La locura solo parece sorprender a aquellos que mostrando una capacidad sobrehumana han desterrado la posibilidad de la locura, a quienes con más imaginación que fortuna han inventado el mundo normal. Un edificio plagado de grietas, debidas, seguramente, a un apresurado diseño y aún no muy sensato cálculo de estructuras.
Desde las habitaciones de los hoteles y en soledad, cualquier comportamiento de esos otros que vemos en las no tan lejanas ventanas de sus vidas adquiere un matiz inquietante. Es en lugares así y por reflejo, donde nuestro propio comportamiento nos produce a su vez desconfianza. Basta con saberse o imaginarse observado para empezar a dudar seriamente de todos y cada uno de nuestros gestos y más aún de nuestras verdaderas intenciones.
Podría decirse que aquellos a quienes llamamos locos nos aterran por la extraña familiaridad que nos producen sus conductas. Y que estos tiempos locos en los que vivimos no dejan de coincidir con algunas de nuestras recurrentes sospechas.
Mucho me temo que si, en lugar de a países, bancos o empresas, la prima de riesgo la aplicáramos sobre nosotros mismos, no nos tranquilizaría demasiado el resultado. Y sin embargo, ¿por qué tenerle tanto miedo a lo que somos? Y dándole la vuelta a la pregunta, ¿quién nos dijo que éramos, o debíamos ser, normales?

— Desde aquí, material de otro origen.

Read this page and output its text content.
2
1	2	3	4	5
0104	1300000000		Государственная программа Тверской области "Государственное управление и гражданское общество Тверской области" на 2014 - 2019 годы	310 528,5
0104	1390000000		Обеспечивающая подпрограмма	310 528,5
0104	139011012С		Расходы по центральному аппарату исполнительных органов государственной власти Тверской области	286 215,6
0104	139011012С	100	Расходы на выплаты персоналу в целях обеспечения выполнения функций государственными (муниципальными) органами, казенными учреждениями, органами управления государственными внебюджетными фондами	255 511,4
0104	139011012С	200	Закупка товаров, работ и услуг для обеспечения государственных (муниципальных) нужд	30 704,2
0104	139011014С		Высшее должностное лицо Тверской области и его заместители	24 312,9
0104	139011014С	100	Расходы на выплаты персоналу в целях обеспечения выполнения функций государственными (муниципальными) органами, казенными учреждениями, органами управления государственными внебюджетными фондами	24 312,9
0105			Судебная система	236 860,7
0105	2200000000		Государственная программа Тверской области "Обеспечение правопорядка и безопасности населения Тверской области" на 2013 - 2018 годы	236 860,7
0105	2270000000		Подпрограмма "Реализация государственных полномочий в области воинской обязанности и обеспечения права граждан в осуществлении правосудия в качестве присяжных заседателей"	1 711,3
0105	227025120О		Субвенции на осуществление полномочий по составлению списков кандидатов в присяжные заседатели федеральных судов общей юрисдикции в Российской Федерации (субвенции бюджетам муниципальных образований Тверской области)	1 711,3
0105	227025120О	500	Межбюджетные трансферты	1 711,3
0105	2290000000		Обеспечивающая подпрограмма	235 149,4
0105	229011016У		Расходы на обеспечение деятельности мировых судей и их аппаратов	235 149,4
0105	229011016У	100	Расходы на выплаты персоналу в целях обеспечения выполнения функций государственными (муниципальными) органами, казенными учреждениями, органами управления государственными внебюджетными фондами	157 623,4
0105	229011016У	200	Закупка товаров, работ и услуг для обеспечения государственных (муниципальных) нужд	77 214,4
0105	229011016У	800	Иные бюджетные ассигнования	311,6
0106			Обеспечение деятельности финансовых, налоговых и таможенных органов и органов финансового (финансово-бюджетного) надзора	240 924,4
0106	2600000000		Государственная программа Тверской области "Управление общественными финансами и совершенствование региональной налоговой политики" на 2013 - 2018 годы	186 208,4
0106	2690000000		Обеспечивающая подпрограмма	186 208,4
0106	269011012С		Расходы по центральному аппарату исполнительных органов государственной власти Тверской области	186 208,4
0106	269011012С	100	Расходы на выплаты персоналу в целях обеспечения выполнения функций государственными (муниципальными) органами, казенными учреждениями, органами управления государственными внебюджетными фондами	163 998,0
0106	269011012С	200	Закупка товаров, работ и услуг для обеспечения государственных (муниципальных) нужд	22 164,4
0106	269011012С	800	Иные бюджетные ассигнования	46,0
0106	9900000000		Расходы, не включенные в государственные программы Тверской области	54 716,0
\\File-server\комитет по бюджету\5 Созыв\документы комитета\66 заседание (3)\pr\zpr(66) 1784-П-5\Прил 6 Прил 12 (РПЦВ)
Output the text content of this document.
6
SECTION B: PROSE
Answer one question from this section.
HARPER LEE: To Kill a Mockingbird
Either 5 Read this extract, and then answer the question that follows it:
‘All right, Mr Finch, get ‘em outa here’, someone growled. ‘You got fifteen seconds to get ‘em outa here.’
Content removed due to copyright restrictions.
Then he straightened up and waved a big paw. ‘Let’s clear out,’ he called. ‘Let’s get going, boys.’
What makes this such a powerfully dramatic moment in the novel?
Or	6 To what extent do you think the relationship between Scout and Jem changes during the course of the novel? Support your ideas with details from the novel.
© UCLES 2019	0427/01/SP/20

Soñando con más atención caeríamos fácilmente en la cuenta de que estos tiempos son los nuestros, y esta locura, por tanto, no nos es ajena.
Resulta difícil decir, volviendo al cuento de Vonnegut, quién es realmente el mejor guardián de la persona, aquel que habita con normalidad entre sus sueños o aquel que pretende comprender sin ellos el resto largo del día.